Is your garlic looking a little worse for wear this time of year? Garlic bulbs know that spring is right around the corner, and even those stored in a cool, dry place might be starting to sprout, mold, or turn to dust. Before nature turns your precious stash of garlic gold into paper husks, try making these easy refrigerator pickles. That way, you can enjoy fresh garlic through the spring as you wait for the new crop to be ready.
The most time-consuming part of pickling garlic cloves is peeling all of that garlic at once. If you're fast with a knife, you can peel each clove individually. Otherwise, I recommend trying the Martha Stewart method, which is to separate the cloves, put them in a metal bowl, invert another metal bowl on top of the first, and shake the heck out of the cloves. After 10 seconds of shaking, the cloves should slip easily from the peels. I find that this method works better with large cloves, like she uses in the video, and not so well for small home-grown garlic cloves. Try it and see how you fare.

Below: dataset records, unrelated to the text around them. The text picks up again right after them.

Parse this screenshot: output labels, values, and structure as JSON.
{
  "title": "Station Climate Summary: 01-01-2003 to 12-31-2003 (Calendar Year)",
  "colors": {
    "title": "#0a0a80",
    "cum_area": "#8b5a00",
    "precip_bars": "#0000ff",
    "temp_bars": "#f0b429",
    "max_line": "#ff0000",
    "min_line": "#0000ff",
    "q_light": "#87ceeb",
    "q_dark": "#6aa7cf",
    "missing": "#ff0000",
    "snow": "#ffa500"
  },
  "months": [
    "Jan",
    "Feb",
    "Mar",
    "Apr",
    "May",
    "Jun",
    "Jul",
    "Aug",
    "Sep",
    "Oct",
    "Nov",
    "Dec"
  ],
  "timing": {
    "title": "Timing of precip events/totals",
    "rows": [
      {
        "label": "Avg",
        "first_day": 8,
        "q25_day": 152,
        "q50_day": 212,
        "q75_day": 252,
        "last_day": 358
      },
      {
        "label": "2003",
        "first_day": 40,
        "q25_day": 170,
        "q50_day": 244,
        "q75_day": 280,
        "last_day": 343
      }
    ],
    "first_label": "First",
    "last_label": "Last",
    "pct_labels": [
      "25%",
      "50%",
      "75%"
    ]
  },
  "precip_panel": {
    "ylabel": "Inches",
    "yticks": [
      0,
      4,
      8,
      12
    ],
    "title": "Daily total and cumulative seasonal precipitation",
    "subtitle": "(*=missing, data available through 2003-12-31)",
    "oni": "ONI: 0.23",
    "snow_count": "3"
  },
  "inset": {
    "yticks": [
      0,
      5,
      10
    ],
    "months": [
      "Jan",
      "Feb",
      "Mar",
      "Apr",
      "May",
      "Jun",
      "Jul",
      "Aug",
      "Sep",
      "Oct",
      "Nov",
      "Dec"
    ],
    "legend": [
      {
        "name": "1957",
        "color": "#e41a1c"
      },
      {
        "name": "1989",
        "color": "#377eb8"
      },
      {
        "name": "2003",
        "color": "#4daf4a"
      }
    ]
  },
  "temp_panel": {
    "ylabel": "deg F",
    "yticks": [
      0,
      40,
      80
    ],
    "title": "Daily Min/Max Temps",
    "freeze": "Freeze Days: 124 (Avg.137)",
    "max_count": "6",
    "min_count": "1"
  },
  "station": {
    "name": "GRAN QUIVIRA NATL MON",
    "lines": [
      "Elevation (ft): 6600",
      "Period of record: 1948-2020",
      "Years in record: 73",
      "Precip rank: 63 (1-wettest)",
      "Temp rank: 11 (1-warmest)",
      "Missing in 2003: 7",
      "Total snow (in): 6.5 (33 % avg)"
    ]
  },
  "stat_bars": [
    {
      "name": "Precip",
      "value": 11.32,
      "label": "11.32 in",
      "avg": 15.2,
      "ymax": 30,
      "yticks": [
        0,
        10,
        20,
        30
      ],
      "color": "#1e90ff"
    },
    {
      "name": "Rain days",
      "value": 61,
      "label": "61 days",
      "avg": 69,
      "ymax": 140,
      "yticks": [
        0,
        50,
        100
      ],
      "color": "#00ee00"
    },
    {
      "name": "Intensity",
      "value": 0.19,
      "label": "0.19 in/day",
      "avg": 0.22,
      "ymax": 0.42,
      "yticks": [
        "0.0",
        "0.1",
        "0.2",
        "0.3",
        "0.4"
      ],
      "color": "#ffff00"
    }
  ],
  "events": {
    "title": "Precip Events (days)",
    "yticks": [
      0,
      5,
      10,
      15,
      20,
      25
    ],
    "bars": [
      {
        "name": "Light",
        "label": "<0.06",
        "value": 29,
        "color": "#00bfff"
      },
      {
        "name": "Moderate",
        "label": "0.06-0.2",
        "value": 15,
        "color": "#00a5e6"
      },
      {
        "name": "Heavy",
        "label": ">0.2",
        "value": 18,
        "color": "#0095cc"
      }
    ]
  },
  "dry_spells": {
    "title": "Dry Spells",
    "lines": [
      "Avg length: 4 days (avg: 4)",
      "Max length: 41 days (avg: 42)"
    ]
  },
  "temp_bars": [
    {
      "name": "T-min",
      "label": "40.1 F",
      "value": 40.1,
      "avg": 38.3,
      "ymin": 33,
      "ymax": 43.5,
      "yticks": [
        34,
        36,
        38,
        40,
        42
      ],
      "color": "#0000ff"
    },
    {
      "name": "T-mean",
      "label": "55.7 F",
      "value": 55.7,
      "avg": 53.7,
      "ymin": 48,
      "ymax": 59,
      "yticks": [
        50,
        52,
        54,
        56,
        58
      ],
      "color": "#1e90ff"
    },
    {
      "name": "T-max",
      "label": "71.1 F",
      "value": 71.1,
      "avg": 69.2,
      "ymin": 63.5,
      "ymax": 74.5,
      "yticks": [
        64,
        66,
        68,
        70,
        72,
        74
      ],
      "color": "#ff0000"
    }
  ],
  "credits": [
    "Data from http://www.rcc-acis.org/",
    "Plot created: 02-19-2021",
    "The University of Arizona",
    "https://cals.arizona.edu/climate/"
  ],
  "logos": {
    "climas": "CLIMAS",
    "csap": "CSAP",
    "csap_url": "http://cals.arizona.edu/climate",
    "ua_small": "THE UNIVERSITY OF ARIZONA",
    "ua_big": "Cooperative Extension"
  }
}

Pickled Garlic Ingredients:
garlic cloves
apple cider vinegar
Once the cloves are peeled, fill a glass jar with the garlic. Then pour apple cider vinegar over the cloves, filling the jar. Cover the jar with a non-metallic lid (I use plastic Ball lids). Store pickled garlic in the fridge, or follow the Ball Blue Book recipe to water bath can pickled garlic.
The cloves can be used immediately, though they keep for at least a year in the fridge, their taste mellowing with time. The vinegar itself is delicious after a few weeks and can be added to salads, cooked greens, or any meal that benefits from a pungent garlic flavored vinegar.
This is also the method I used to preserve a pint of wild ramps that I was given by a friend last spring. It worked beautifully, and I am still savoring the last of the small bulbs in special meals.